Processus de la transition, mandat de la Minusma : Le ministre Diop briefe les diplomates

Le ministre des Affaires étrangères et de la Coopération internationale, Abdoulaye Diop, a reçu, ce lundi 27 juin 2022, l’ensemble du corps diplomatique et consulaire pour une session de briefing autour de la situation politico-sécuritaire au Mali. Les échanges ont porté, selon le bureau de communication du ministère des Affaires étrangères et de la Coopération internationale, sur l’évolution du processus de la transition ainsi que le renouvellement du mandat de la Minusma.

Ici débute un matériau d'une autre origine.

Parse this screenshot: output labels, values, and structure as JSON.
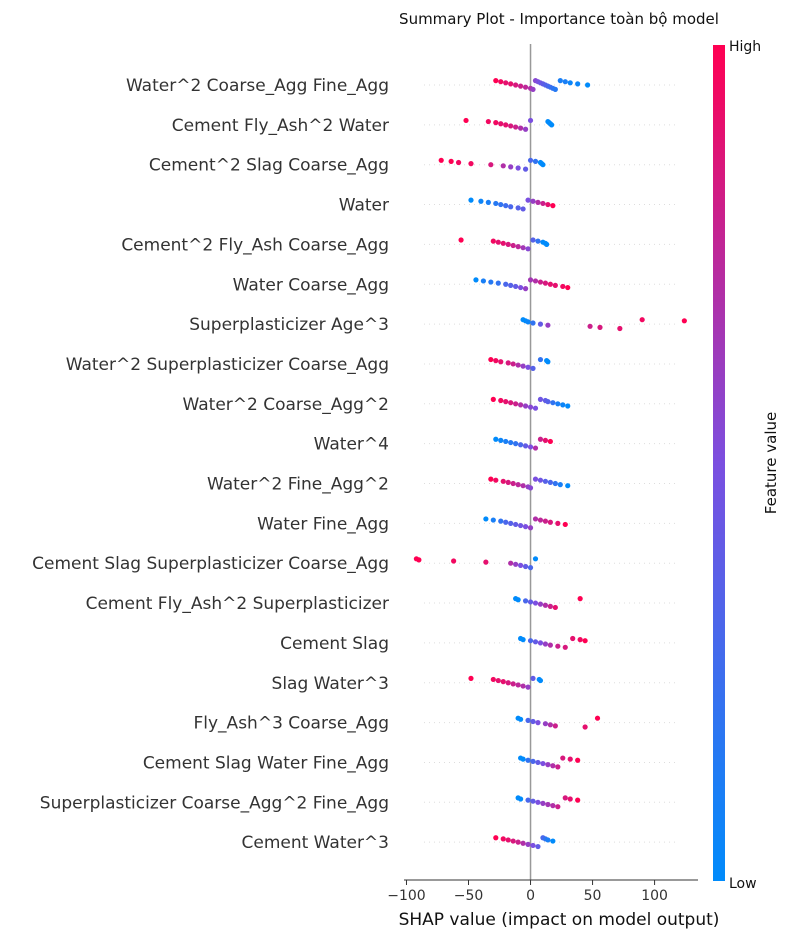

Les lignes ont bougé en ce qui concerne les réformes politiques et institutionnelles au Mali. Le ministre Abdoulaye Diop a expliqué, selon sa cellule de communication, les grandes étapes franchies et les perspectives dont le couronnement sera le retour à l’ordre constitutionnel dans un délai de 24 mois. « A cet égard, il a évoqué les efforts et les initiatives engagés par le Gouvernement du Mali, dans un esprit de dialogue et de recherche d’un compromis honorable, notamment la mise en place d’un mécanisme de dialogue pour rapprocher les positions entre le Mali et la Cedeao,  la facilitation sollicitée auprès du Président togolais pour la recherche d’un accord politique auprès de ses pairs en soutien aux efforts du Médiateur Goodluck Jonathan,  la promulgation de la loi électorale, la prise d’importants décrets relatifs à la durée de la transition et la mise en place du comité chargé de la rédaction d’une nouvelle constitution », a-t-on lu sur la page du ministère des Affaires étrangères et de la Coopération internationale.

Selon le Bureau de l’information et de la presse du Maeci, le patron de la diplomatie malienne a indiqué que le Mali reste favorable au maintien de la Minusma au Mali. Mais, il a tenu à préciser qu’il y a une impérieuse nécessité de prendre en compte les réserves émises par le  Mali, notamment  son opposition à l’appui aérien par la France pour la sécurisation de la Minusma et la tendance visant à politiser la question des droits de l’Homme au Mali. « Il a précisé qu’il n’existe, aujourd’hui, aucun cadre politique encore moins juridique qui permet à la France de mener des opérations militaires sur le territoire malien », précise-t-on dans le communiqué.  Aussi, a-t-il  dénoncé les intentions malicieuses visant à se focaliser de façon démesurée sur la question du respect des droits de l’Homme, alors que la mission principale de la Minusma est et demeure l’appui aux autorités maliennes pour  la stabilisation et le plein exercice de la souveraineté nationale sur l’ensemble du territoire malien. « Il n’a pas manqué de rappeler que l’armée malienne est multiethnique, républicaine et professionnelle,  avec une conscience claire de sa mission de protection des citoyens dans le cadre du respect des droits de l’Homme et du droit international humanitaire », indique la cellule de communication du ministère des Affaires étrangères.

Pour sa part, apprend-on, le doyen du corps diplomatique, l’Ambassadeur de la Palestine au Mali, a d’abord présenté les condoléances au peuple et au Gouvernement maliens suite à la tragédie de Bankass, avant de saluer la tenue de cette rencontre qui leur offre des informations officielles sur des sujets d’intérêt commun.